What’s in an IP address?

943716_10153007365440107_483278094_nWhile the Communications Data Bill has scrapped, the one issue that remains live is the ‘resolution of IP addresses’ – particularly where mobile phone operators may have millions of customers using just a few hundred IP addresses. Deputy Director Emma Carr appeared on the Daily Politics yesterday to discuss the issue.

An IP address is (put simply) the address you access the internet through (although ways of masking this are nothing new nor particularly technically challenging). We think it reasonable that the issue is investigated so that where the police have an IP address from a service provider, they are able to trace that back to the person using the service. It may be possible to address this through small, technical changes to existing legislation, rather than a new Bill. Indeed, the draft Communications Data Bill went far, far beyond being a focused attempt to solve this problem.

If such a change is required, then it should be properly thought through before being subject to the widespread consultation and comprehensive scrutiny that has been sorely lacking to date with industry, civil society and the wider public. It should also include the safeguards and revisions to existing law recommended by the Joint Committee on the draft Communications Data Bill.

Indeed, in 2008, the Home Office published a response to it’s consultation on the transposition of the Data Retention Directive into UK law – which covered IP addresses.

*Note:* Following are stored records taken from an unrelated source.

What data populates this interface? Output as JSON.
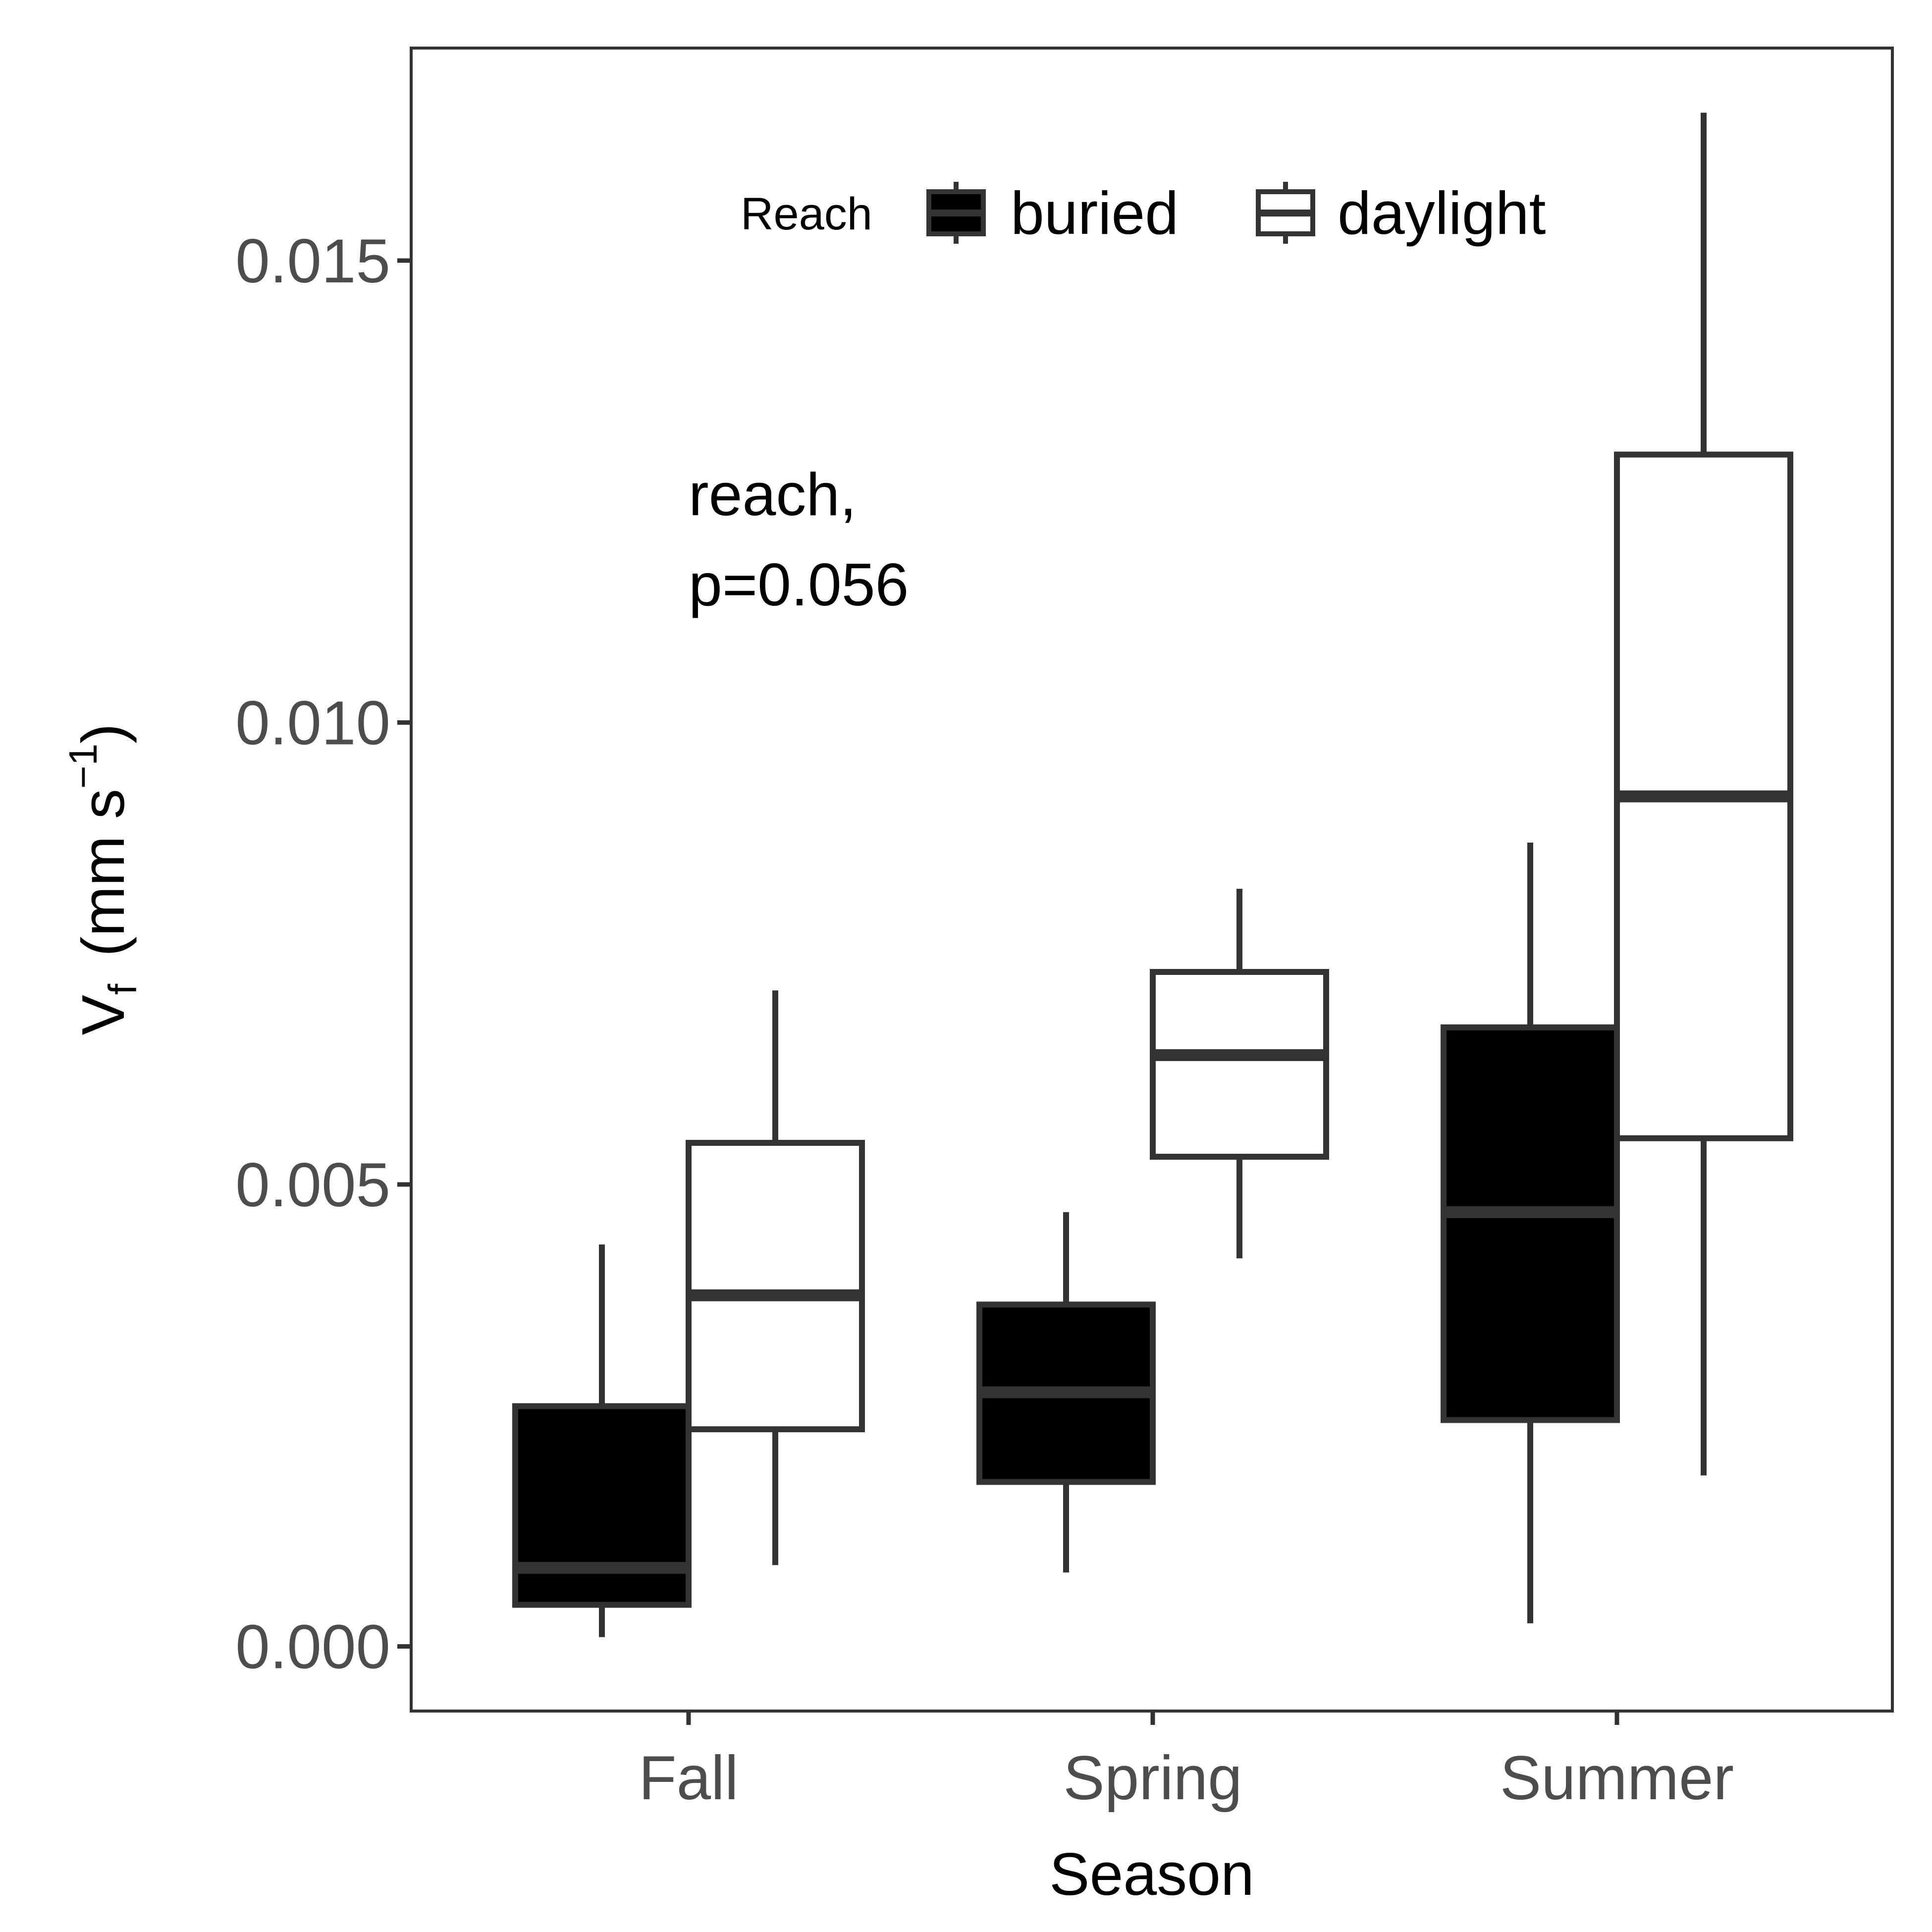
{
  "chart_data": {
    "type": "boxplot",
    "xlabel": "Season",
    "ylabel": {
      "base": "V",
      "subscript": "f",
      "units_open": "(mm s",
      "units_superscript": "−1",
      "units_close": ")"
    },
    "categories": [
      "Fall",
      "Spring",
      "Summer"
    ],
    "ylim": [
      -0.0007,
      0.0173
    ],
    "yticks": [
      0.0,
      0.005,
      0.01,
      0.015
    ],
    "ytick_labels": [
      "0.000",
      "0.005",
      "0.010",
      "0.015"
    ],
    "grid": false,
    "legend": {
      "title": "Reach",
      "position": "top-inside",
      "entries": [
        {
          "label": "buried",
          "fill": "#000000"
        },
        {
          "label": "daylight",
          "fill": "#ffffff"
        }
      ]
    },
    "annotation": {
      "lines": [
        "reach,",
        "p=0.056"
      ]
    },
    "series": [
      {
        "name": "buried",
        "fill": "#000000",
        "boxes": [
          {
            "category": "Fall",
            "whisker_low": 0.0001,
            "q1": 0.00045,
            "median": 0.00085,
            "q3": 0.0026,
            "whisker_high": 0.00435
          },
          {
            "category": "Spring",
            "whisker_low": 0.0008,
            "q1": 0.00178,
            "median": 0.00275,
            "q3": 0.0037,
            "whisker_high": 0.0047
          },
          {
            "category": "Summer",
            "whisker_low": 0.00025,
            "q1": 0.00245,
            "median": 0.0047,
            "q3": 0.0067,
            "whisker_high": 0.0087
          }
        ]
      },
      {
        "name": "daylight",
        "fill": "#ffffff",
        "boxes": [
          {
            "category": "Fall",
            "whisker_low": 0.00088,
            "q1": 0.00235,
            "median": 0.0038,
            "q3": 0.00545,
            "whisker_high": 0.0071
          },
          {
            "category": "Spring",
            "whisker_low": 0.0042,
            "q1": 0.0053,
            "median": 0.0064,
            "q3": 0.0073,
            "whisker_high": 0.0082
          },
          {
            "category": "Summer",
            "whisker_low": 0.00185,
            "q1": 0.0055,
            "median": 0.0092,
            "q3": 0.0129,
            "whisker_high": 0.0166
          }
        ]
      }
    ]
  }
}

It included a recognition that “Some respondents from the public communications providers stated they had little or no dialogue with the Home Office concerning the complex issues surrounding internet related data and the DRD” – exactly the same criticisms that were regularly made of the draft Communications Data Bill.

The same consultation found that the implementation of the Regulations was inappropriate for Internet data due to “particular technical and resourcing issues” such as “increased difficulties in replicating the ‘end to end’ picture of communications data, the difference in the cost profile for storage and retrieval of Internet communications and the need for a strong business case, if the retention period for IP data is set at 12 months.” It is far from clear these challenges have been overcome.

The biggest challenge facing the police is making use of the huge volume of data that is already available, including data from services like Skype and Facebook. The Snoopers Charter would not have addressed this, while diverting billions from investing in skills and training for the police.

The legality of the Directive is still far from clear – with legal challenges now pending from Ireland and Austria, with several European countries deeming it incompatible with their constitutions. Equally, the United Kingdom’s statistics are ominously absent from the European Commission’s review of the Directive published in 2011.

So, if proposals are to be brought forward then they must be based on a full and frank discussion with industry, be technically workable and not introduce by the back door excessive or unwarranted obligations for data to be collected. We also hope the Home Office takes a far more proactive response than we have seen to date to engaging with Parliament, civil society and the public to explain their intent and to address legitimate concerns.